Local groups and an environmental law firm have sued to cut off crucial federal funding for the project in a bid to halt completion of the Boston University-run infectious disease laboratory.
Construction of the 194,000-square-foot lab began in March and is set to be finished in 2008.
“I just don’t trust their guarantees that nothing will go wrong,” says Christina Petrillo, manager of Liquor Land, an alcohol retailer located a few city blocks from the site.
Shalanda Black, who works at a nearby hair salon, said she fears “they’re gonna have stuff coming out of there ... . I’m hoping it’s going to be safe.”
The danger posed by biological weapons has attracted public attention since the mailings of anthrax-laced letters to media and government offices in Washington, Florida and elsewhere in late 2001.
Five people died in the attacks, and the case remains unsolved.
Security officials have long warned that al-Qaida could try to use biological weapons such as anthrax, ricin, smallpox, plague or Ebola. Al-Qaida manuals on preparation of biological warfare agents were discovered at the group’s training camps in Afghanistan after the U.S. invasion in 2001.
‘We simply do not know’
The lab would allow scientists to study pathogens such as the Ebola and SARS viruses, which can be transmitted through the air and pose a high risk of life-threatening illness.
The Conservation Law Foundation, Lawyers Committee for Civil Rights Under Law and a local environmental law firm filed suit in U.S. District Court in Boston on May 18 to block the lab’s federal funding, charging that an environmental review had failed to ensure its safety.
The National Institutes of Health is set to make its initial reply to the suit next week.
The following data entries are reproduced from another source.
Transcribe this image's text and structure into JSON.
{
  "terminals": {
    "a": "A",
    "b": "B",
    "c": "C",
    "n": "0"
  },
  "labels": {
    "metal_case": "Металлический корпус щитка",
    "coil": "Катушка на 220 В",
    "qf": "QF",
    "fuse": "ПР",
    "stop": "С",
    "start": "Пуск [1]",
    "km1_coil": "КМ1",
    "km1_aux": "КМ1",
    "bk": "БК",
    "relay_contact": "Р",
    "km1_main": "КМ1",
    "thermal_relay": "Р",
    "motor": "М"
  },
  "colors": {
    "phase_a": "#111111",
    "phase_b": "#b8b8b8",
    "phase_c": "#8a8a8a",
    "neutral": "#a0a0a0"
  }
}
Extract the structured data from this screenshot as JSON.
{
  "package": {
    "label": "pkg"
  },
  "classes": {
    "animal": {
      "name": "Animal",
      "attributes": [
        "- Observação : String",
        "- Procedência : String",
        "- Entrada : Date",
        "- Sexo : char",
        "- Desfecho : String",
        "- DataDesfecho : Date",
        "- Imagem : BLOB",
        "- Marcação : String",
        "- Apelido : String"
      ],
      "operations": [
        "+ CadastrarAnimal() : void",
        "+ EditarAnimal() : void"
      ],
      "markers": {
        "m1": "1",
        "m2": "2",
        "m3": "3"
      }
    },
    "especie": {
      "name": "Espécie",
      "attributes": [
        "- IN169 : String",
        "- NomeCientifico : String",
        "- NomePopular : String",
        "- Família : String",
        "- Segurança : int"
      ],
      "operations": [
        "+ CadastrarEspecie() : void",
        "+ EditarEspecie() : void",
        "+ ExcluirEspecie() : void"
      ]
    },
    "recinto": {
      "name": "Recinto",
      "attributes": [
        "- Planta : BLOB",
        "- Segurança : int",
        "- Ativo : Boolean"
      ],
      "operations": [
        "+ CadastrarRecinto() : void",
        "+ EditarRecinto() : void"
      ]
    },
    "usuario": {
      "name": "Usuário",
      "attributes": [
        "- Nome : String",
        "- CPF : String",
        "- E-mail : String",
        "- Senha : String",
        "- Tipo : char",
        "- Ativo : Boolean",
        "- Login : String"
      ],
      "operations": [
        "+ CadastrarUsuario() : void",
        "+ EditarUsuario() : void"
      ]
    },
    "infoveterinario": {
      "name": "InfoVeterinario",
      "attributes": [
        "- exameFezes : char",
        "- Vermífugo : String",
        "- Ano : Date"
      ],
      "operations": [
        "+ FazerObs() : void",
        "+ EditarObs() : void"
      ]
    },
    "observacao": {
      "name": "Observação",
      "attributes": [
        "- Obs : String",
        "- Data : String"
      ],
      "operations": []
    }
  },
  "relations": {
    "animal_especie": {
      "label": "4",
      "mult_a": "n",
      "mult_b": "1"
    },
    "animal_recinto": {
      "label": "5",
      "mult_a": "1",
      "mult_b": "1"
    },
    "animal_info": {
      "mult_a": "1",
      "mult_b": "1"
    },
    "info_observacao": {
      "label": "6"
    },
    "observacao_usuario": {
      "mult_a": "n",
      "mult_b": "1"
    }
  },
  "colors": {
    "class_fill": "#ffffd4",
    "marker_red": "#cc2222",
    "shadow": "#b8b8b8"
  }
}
NIH officials declined to comment for this story.
“What are the possibilities of one of these pathogens getting out, and what would happen?” asked Conservation Law Foundation lawyer Eloise Lawrence. “We simply do not know.”
Boston University spokeswoman Ellen Berlin said the lab will be safe, create jobs, “find cures and save lives.”
The NIH, which gave final approval to the project in February, is contributing $128 million in funding for the lab’s construction. Boston University is contributing $50 million.
7 other sites under construction
According to watchdog group The Sunshine Project, six such labs are operating in the United States. Seven more are under construction including the Boston University site.
Some of these labs are part of a military base in Frederick, Maryland. But others are in towns and cities including Hamilton, Montana, and Galveston, Texas.
In 2004, Montana environmental groups failed to block the expansion of Rocky Mountain Laboratories in Hamilton.
According to Montana activist Larry Campbell of Friends of the Bitterroot, Rocky Mountain Labs sits in a residential neighborhood. He questions why organizers did not choose a more remote site for the lab, which is still being expanded.
“Our idea was build it downwind, out of town,” he said.